A giant improvement over the first-gen is the flexibility to cycle between ANC and aware modes without going through a 3rd mode. You may still do that in the event you want — the Bose Music app actually permits you to define as much as 4 modes of noise cancellation — but you don’t need to,

Call quality

Close-up of Bose QuietComfort Earbuds II.Simon Cohen / Digital Trends

Before I discuss the QCE II’s call quality, I want to handle what we said in our original review of the first-gen earbuds, since it needs some context. When Caleb Denison performed his call quality test of the QCE, he did it indoors only. On the time, it gave the impression of the suitable, ahem, call.

And once I tested the QCE II for this review, I also found the indoor call quality to be excellent. Nevertheless, I then took them outside and repeated the test, with very different results.

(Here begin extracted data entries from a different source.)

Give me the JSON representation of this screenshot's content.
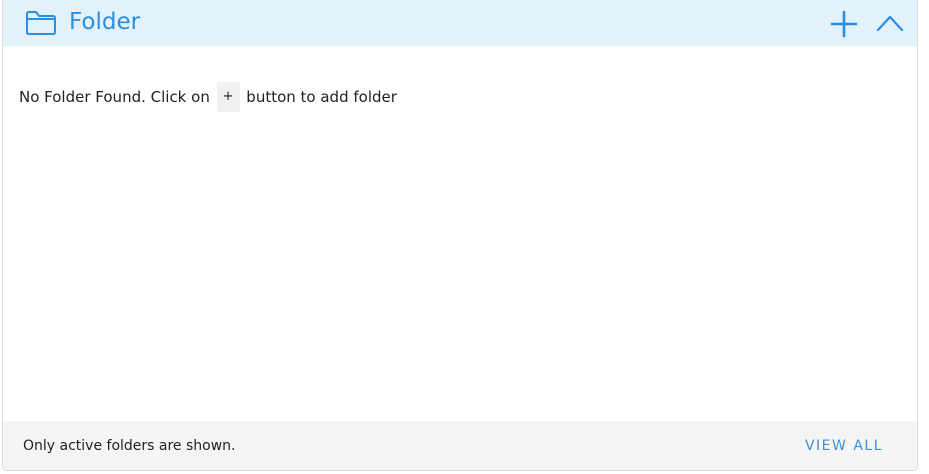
{
  "panel": {
    "title": "Folder",
    "icon": "folder-icon",
    "actions": {
      "add_icon": "plus-icon",
      "collapse_icon": "chevron-up-icon"
    }
  },
  "empty_state": {
    "prefix": "No Folder Found. Click on",
    "button_glyph": "+",
    "suffix": "button to add folder"
  },
  "footer": {
    "note": "Only active folders are shown.",
    "view_all_label": "VIEW ALL"
  },
  "colors": {
    "accent": "#2a8fe0",
    "header_bg": "#e3f1fb",
    "footer_bg": "#f5f5f5"
  }
}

Outside, depending on the quantity of noise from traffic or wind, your voice can sound distant, compressed, and at times very difficult to listen to. Worse still, those background noises are still quite audible.

I used to be surprised by this (especially before I noticed Caleb’s comments were based on indoor usage) so I grabbed the first-gen QCE buds and took them outside as well. They performed more poorly than the second-gen, so at the least Bose has achieved some improvement in outdoor quality, but actually not enough that I can recommend them for out of doors use. In truth, I’m undecided they might be reliably used for any situation with numerous background noise — a fairly large disappointment given each their price and their superb ANC.

Battery life

Bose QuietComfort Earbuds II charging case.Simon Cohen / Digital Trends

Historically, Bose hasn’t placed a heavy emphasis on battery life. The corporate’s flagship Noise Cancelling 700 Headphones only get 20 hours of use (placing them near the underside of the headphone heap together with the AirPods Max) and the first-gen QC Earbuds only possessed as much as six hours per charge and a complete of 18 hours if you included their charging case capability.

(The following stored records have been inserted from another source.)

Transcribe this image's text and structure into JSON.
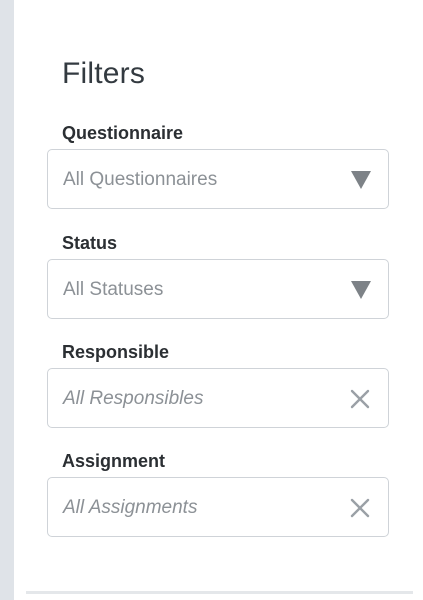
{
  "filters": {
    "title": "Filters",
    "questionnaire": {
      "label": "Questionnaire",
      "value": "All Questionnaires",
      "icon": "chevron-down-icon"
    },
    "status": {
      "label": "Status",
      "value": "All Statuses",
      "icon": "chevron-down-icon"
    },
    "responsible": {
      "label": "Responsible",
      "placeholder": "All Responsibles",
      "icon": "close-icon"
    },
    "assignment": {
      "label": "Assignment",
      "placeholder": "All Assignments",
      "icon": "close-icon"
    }
  },
  "colors": {
    "side_strip": "#dfe3e8",
    "text_dark": "#2b2f33",
    "text_muted": "#8c9196",
    "border": "#cfd3d8",
    "icon": "#7d8287"
  }
}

There hasn’t been any change on the earbuds’ side of the equation (the QCE II still only stand up to 6 hours) however the charging case now holds three full charges as a substitute of two, for a complete of 24 hours, which at the least brings them into AirPods Pro territory for total time.

But strangely, it actually takes longer now to quick-charge them: 20 minutes will buy you two extra hours, whereas, on the first-gen, that only took quarter-hour.

The underside line

The Bose QuietComfort Earbuds II are an updated set of wireless buds that absolutely deliver on the 2 guarantees that Bose makes right within the product name: They’re very comfortable and supremely quiet — quieter than anything on the market. And perhaps that fact alone justifies their higher $299 price, but their lack of now-common features like wireless charging and Bluetooth multipoint, plus disappointing outdoor call quality prevents them from earning our unqualified Editor’s Alternative rating.